We ate pumpkin seeds in a Ford Taurus as it sped along I-80. Food in my dad’s nice car — leather seats and built in GPS before iPhones and GoogleMaps were zygotes in the mind of Steve Jobs — was a treat, even as a newly-minted adult. It was the first such trip we would take in his car, the first in half a lifetime of memories.
I'm thinking now it might also have been the last.
Most of my road trips were spent driving a compact sedan, mom in the passenger seat, my sister trying out her Mad Libs in the back. But this trip was significantly different in that I was alone with my father, and he was voluntarily taking me someplace new, someplace special.
Chicago, far away from the place and person I’d been.
I don’t remember exactly why I chose this school. I wasn’t exactly devout. Oh, I believed, that’s true. And I was pure enough. But a career in the church was not something I envisioned for myself. Instead, I think that I was coddled by the word Bible (the hefty middle name sandwiched between Moody and Institute). The good book's stamp of evangelical orthodoxy wrapped me up in a cloak of security and nobility.

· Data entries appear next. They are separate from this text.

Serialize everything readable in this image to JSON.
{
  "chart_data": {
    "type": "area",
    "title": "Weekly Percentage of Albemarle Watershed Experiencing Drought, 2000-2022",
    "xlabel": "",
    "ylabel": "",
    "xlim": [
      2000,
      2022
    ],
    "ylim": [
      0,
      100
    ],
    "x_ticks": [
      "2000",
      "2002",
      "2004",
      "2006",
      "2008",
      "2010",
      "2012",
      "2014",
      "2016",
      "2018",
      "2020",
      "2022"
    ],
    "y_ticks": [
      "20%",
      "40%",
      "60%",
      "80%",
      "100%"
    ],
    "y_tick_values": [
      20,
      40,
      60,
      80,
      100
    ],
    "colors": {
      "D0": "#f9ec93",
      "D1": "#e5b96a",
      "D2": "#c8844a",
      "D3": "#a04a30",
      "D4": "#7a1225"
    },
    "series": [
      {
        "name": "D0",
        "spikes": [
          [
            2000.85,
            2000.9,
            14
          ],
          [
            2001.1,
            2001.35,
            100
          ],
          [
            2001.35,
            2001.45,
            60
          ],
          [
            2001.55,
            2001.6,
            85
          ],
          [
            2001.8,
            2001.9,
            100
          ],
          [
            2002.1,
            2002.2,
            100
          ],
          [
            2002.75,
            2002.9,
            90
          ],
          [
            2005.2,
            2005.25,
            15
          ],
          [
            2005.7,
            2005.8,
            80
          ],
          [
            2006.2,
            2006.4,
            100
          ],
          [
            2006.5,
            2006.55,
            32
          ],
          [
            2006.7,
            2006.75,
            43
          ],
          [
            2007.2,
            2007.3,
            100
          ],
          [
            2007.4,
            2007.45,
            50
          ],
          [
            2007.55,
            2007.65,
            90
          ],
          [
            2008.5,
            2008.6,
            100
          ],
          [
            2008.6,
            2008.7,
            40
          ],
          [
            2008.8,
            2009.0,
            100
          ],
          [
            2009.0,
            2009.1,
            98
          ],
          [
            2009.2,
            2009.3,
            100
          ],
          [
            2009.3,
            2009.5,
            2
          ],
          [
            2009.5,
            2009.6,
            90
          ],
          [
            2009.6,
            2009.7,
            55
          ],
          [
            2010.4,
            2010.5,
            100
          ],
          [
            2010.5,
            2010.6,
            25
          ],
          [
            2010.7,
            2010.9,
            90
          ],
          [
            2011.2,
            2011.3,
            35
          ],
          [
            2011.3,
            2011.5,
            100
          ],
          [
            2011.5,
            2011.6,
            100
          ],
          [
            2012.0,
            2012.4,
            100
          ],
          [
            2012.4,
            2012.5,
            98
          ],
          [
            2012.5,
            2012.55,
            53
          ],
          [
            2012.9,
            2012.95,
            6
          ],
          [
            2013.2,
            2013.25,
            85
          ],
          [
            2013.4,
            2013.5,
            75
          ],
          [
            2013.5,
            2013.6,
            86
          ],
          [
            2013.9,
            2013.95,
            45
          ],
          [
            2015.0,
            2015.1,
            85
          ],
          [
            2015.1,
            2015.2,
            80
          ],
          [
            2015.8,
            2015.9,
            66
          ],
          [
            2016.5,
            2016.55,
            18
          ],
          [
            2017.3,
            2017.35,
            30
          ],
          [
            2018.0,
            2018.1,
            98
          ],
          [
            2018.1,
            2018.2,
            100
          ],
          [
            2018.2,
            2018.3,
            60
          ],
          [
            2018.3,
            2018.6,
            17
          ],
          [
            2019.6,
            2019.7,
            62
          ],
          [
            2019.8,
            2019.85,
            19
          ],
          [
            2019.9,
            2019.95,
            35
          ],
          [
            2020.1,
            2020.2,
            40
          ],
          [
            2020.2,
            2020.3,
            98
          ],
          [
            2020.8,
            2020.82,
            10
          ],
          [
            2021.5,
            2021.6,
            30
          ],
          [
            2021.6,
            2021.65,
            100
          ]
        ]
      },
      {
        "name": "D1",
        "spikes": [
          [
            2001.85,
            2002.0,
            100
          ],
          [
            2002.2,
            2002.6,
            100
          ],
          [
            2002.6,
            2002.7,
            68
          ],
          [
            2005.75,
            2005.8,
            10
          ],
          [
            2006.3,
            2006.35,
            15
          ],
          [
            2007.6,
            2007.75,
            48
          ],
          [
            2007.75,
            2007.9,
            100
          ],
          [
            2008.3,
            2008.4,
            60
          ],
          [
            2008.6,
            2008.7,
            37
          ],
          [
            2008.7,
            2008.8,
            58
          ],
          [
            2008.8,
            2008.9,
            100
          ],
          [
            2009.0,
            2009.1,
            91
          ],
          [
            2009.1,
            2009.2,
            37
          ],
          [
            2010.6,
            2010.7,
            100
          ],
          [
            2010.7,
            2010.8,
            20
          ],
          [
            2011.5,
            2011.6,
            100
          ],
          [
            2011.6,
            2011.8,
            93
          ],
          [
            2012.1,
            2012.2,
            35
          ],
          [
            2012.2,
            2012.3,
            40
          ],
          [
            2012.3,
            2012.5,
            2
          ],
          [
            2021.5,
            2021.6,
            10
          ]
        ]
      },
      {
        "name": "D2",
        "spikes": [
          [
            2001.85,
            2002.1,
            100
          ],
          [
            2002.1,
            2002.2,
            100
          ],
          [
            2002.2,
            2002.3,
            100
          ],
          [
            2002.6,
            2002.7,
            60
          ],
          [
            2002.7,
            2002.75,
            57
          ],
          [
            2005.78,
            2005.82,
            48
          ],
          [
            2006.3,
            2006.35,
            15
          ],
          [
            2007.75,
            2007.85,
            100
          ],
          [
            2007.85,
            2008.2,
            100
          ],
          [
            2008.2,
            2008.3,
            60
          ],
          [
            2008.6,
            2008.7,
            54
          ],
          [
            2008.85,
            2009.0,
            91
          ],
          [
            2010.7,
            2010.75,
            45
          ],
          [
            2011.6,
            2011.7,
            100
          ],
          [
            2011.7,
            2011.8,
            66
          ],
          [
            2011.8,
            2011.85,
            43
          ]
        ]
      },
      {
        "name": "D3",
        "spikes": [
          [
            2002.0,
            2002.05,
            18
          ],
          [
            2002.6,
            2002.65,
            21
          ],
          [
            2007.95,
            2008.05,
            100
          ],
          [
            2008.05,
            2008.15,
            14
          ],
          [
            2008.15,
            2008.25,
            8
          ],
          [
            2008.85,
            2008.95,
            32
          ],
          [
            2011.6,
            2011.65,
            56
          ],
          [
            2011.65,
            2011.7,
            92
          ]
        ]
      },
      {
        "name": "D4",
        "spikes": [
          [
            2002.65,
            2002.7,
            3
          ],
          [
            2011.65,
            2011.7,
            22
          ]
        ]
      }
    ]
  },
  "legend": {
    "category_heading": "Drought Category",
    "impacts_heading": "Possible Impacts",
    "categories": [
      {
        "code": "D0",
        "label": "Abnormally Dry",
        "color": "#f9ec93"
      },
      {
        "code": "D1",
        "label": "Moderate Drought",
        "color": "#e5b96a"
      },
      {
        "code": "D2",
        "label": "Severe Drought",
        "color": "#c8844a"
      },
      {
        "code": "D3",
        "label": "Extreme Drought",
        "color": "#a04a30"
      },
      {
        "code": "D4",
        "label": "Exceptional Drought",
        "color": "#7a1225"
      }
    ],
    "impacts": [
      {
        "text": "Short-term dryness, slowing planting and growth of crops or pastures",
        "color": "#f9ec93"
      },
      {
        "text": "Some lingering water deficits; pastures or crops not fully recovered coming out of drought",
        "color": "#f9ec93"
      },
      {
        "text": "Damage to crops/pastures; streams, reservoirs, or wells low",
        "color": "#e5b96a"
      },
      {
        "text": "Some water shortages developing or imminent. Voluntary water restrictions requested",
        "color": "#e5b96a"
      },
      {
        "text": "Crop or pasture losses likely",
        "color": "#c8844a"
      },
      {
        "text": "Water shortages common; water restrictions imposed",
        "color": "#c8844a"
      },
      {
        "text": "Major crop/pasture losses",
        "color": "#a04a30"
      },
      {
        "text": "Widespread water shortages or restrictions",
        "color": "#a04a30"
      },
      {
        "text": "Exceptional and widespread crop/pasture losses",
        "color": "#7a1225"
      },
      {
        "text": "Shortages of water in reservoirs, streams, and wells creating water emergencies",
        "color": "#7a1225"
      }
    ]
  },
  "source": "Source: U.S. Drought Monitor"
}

In Lawrence, I was the good one, the pure one, the conservative-traditional-alone-afraid-anxious-quiet one in a wildly unpredictable state university sea. In Chicago, nestled within the filmy bubble of theological homogeny, I could safely stand out and stand just slightly apart—a player in the game of sanctification. I could keep my crazy just off to the side, observe the truly holy ones in their natural habitat, watch indifferently as they were fed daily doses of spiritual miracle grow. If I stood just close enough, this radiant glow might rub off on me, too.
I could certainly be good enough there, or I might very well confirm my status as one of the not-so-good ones.
That didn't seem so bad, either.
So this is how my dad and I came to be sharing pumpkin seeds on an eight-hour summer drive through the cornfields of Illinois, when we stopped at truck stops and overpasses, sharing meals and faint memories, the few we had in common. This is how I ran away from home, from Mom, from a boy, from my friends, from the place where everyone knew me and knew every line of my sad story. This is how my dad — the Lieutenant with a badge in the glove apartment should he be in need of a highway patrolman's good graces — came to be a co-conspirator in my fleeing the scene.
And this is how I came to fall in love with the city, with the lakeshore, with the violence and grace of Christ, and with the pastoral student who wore ties and dress shoes, who pressed his pleated trousers before class.
If I were to think of a moment that changed the course of my life, that first pumpkin seed would be it. The smallest bite of the straightest road, two days before my 19th birthday, twenty years ago this week.